Yes, it's all very mysterious. We hate the thought of another baby aborted. The subjective emotion of thinking of that experience is more than many of us can bear.

But there's more to morality and truth than what our emotions can bear. And yes, the lack of a lie can mean that another mother goes to the abortion clinic and has her child slaughtered, but it is an evil we must tolerate in the short term for the greater good.

God does this all the time. He could violate free will and stop racial genocide. But he doesn't. He tolerates levels of evil above and beyond abortion. He does it  because the greater good is that human beings need to choose moral acts in order to be good and loving. Nothing else can substitute. So horrible consequences have to be tolerated for the big picture.

If God can tolerate the evil in the name of the big picture, we can tolerate the evil, in the short term, for the big picture. We can't make our laudable goal of saving babies so important that it trumps Truth, in every sense of that word. It almost becomes a false idol.

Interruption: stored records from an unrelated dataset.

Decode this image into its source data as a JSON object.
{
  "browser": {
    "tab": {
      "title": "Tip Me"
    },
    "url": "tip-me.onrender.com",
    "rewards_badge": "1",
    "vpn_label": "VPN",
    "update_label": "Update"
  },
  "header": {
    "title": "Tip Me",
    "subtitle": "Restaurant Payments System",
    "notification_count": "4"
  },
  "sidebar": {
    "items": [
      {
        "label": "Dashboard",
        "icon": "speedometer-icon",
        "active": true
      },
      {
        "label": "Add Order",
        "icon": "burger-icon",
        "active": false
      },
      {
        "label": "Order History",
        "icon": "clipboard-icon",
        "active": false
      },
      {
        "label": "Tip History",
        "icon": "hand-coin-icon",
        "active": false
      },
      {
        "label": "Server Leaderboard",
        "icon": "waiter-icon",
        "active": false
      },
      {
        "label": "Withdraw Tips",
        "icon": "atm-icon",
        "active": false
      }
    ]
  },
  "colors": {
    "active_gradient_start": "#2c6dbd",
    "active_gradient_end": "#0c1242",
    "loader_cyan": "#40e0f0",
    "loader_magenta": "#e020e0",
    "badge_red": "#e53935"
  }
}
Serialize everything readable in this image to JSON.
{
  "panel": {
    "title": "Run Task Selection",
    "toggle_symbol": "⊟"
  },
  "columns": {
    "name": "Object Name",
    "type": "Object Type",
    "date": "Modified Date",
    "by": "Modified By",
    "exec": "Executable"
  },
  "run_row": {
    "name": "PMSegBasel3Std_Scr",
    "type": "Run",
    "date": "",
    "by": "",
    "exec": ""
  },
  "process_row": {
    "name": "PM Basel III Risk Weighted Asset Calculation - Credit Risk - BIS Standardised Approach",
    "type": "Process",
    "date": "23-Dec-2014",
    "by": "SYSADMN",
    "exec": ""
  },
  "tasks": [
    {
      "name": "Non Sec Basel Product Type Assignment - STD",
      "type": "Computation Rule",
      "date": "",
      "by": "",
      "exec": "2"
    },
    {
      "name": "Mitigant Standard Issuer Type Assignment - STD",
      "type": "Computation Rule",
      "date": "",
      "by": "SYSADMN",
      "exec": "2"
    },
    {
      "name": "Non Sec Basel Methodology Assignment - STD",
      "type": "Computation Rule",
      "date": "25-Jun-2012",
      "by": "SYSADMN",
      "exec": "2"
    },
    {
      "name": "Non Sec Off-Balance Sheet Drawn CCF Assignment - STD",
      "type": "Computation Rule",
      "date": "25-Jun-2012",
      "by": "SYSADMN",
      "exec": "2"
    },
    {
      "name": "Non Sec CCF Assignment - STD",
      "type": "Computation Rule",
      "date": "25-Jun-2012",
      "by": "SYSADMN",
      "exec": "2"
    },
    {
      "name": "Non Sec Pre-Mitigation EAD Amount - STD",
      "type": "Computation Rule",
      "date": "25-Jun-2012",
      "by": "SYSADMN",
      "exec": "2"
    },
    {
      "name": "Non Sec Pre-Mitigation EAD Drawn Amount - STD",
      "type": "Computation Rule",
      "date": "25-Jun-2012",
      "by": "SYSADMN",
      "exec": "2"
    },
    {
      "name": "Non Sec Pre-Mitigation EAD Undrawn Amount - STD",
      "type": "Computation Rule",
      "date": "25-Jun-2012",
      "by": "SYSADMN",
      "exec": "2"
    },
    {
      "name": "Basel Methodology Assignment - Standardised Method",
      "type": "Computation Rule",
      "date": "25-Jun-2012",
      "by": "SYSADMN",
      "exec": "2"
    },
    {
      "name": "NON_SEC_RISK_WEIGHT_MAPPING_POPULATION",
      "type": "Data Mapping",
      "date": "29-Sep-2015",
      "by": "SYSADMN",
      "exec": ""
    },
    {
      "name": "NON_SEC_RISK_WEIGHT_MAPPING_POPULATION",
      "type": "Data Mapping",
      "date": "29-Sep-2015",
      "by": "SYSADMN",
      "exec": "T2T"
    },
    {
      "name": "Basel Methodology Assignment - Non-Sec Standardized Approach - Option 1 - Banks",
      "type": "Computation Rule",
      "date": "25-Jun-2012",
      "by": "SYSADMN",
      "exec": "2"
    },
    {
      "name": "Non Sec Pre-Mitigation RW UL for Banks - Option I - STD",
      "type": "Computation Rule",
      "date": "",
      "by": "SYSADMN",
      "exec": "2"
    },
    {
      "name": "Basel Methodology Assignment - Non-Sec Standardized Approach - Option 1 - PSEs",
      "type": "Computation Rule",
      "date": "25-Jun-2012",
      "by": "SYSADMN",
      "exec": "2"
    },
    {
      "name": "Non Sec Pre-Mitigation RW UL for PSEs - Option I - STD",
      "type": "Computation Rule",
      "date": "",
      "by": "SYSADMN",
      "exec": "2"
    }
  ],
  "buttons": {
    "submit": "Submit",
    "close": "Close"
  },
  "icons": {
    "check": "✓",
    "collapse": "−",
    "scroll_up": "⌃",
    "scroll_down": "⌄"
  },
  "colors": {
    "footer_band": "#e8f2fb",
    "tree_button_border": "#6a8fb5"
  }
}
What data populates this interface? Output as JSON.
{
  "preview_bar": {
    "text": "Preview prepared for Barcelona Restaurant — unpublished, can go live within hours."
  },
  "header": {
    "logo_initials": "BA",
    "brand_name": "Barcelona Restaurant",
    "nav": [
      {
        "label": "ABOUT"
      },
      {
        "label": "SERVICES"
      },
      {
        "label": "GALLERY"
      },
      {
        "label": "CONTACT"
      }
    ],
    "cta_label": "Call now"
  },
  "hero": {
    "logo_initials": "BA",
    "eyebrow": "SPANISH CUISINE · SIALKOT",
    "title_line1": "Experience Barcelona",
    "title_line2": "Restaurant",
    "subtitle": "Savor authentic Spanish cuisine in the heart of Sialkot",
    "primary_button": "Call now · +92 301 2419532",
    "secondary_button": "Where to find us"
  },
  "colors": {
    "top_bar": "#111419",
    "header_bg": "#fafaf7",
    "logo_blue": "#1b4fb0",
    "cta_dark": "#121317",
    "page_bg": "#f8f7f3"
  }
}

We make the lives of human beings more important than God's law. We can't. God's law is everything. It's reason we are pro-life, and so we can't act like it's not important. It's contradictory.

I'll probably have more to say about this. I suspect this controversy is going to go on for a while. There are so many things many Catholics don't get-- Catholics who are otherwise faithful to the Magisterium. There are things that need to be said not just to correct them but because they are essential to the very cause we espouse. They're essential to understand the moral order. And they're essential because holiness is what will ultimately win this battle, and it is difficult to be holy in ignorance, especially on so basic a concept as lying.